Die große Nachricht der Woche
Fable 5 — 72 Stunden von der Mythos-Klasse für alle - bis zur globalen Abschaltung für alle
Anthropic hat ein Modell mit Mythos-Fähigkeiten für die breite Öffentlichkeit geöffnet, einen Sicherheitsmechanismus darin versteckt, sich dafür entschuldigt — und das Modell drei Tage nach dem Launch wieder vom Netz genommen.
Nicht freiwillig: Am 12. Juni ordnete das US-Handelsministerium per Exportkontroll-Direktive an, den Zugang zu sperren. Es ist die erste gezielte Exportkontrolle für ein einzelnes KI-Modell — und sie trifft den größten US-Anbieter, Wochen vor einem möglichen Börsengang.
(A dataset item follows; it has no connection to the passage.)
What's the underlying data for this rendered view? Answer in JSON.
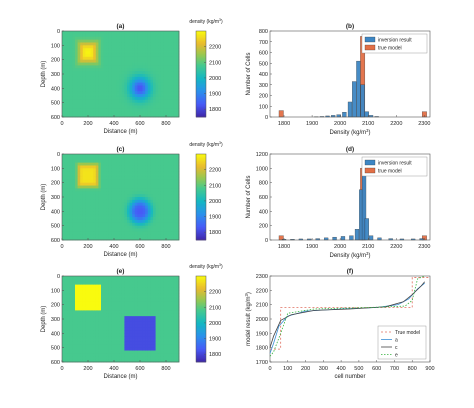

Zur Einordnung: Fable = Mythos + Wrapper. Fable 5 und Mythos 5 sind laut Anthropic dasselbe Modell — der Unterschied liegt nicht im Modell selbst, sondern in einer Kontrollschicht darüber, die jede Anfrage prüft und weiterleitet. Bei Fable 5 laufen vorgeschaltete Prüf-Programme (Klassifikatoren) mit, die heikle Anfragen aus den Bereichen Cybersicherheit, Biologie/Chemie und Distillation — dem Versuch, dem Modell sein Können abzuschauen, um ein Konkurrenzmodell zu trainieren — erkennen. Sie lehnen die Anfrage ab oder leiten sie automatisch an das schwächere, aber ungefährlichere Opus 4.8 um (ein sogenannter Fallback). Mythos 5 schaltet einen Teil dieser Schutzschichten für geprüfte Cyber- und Biomedizin-Partner ab.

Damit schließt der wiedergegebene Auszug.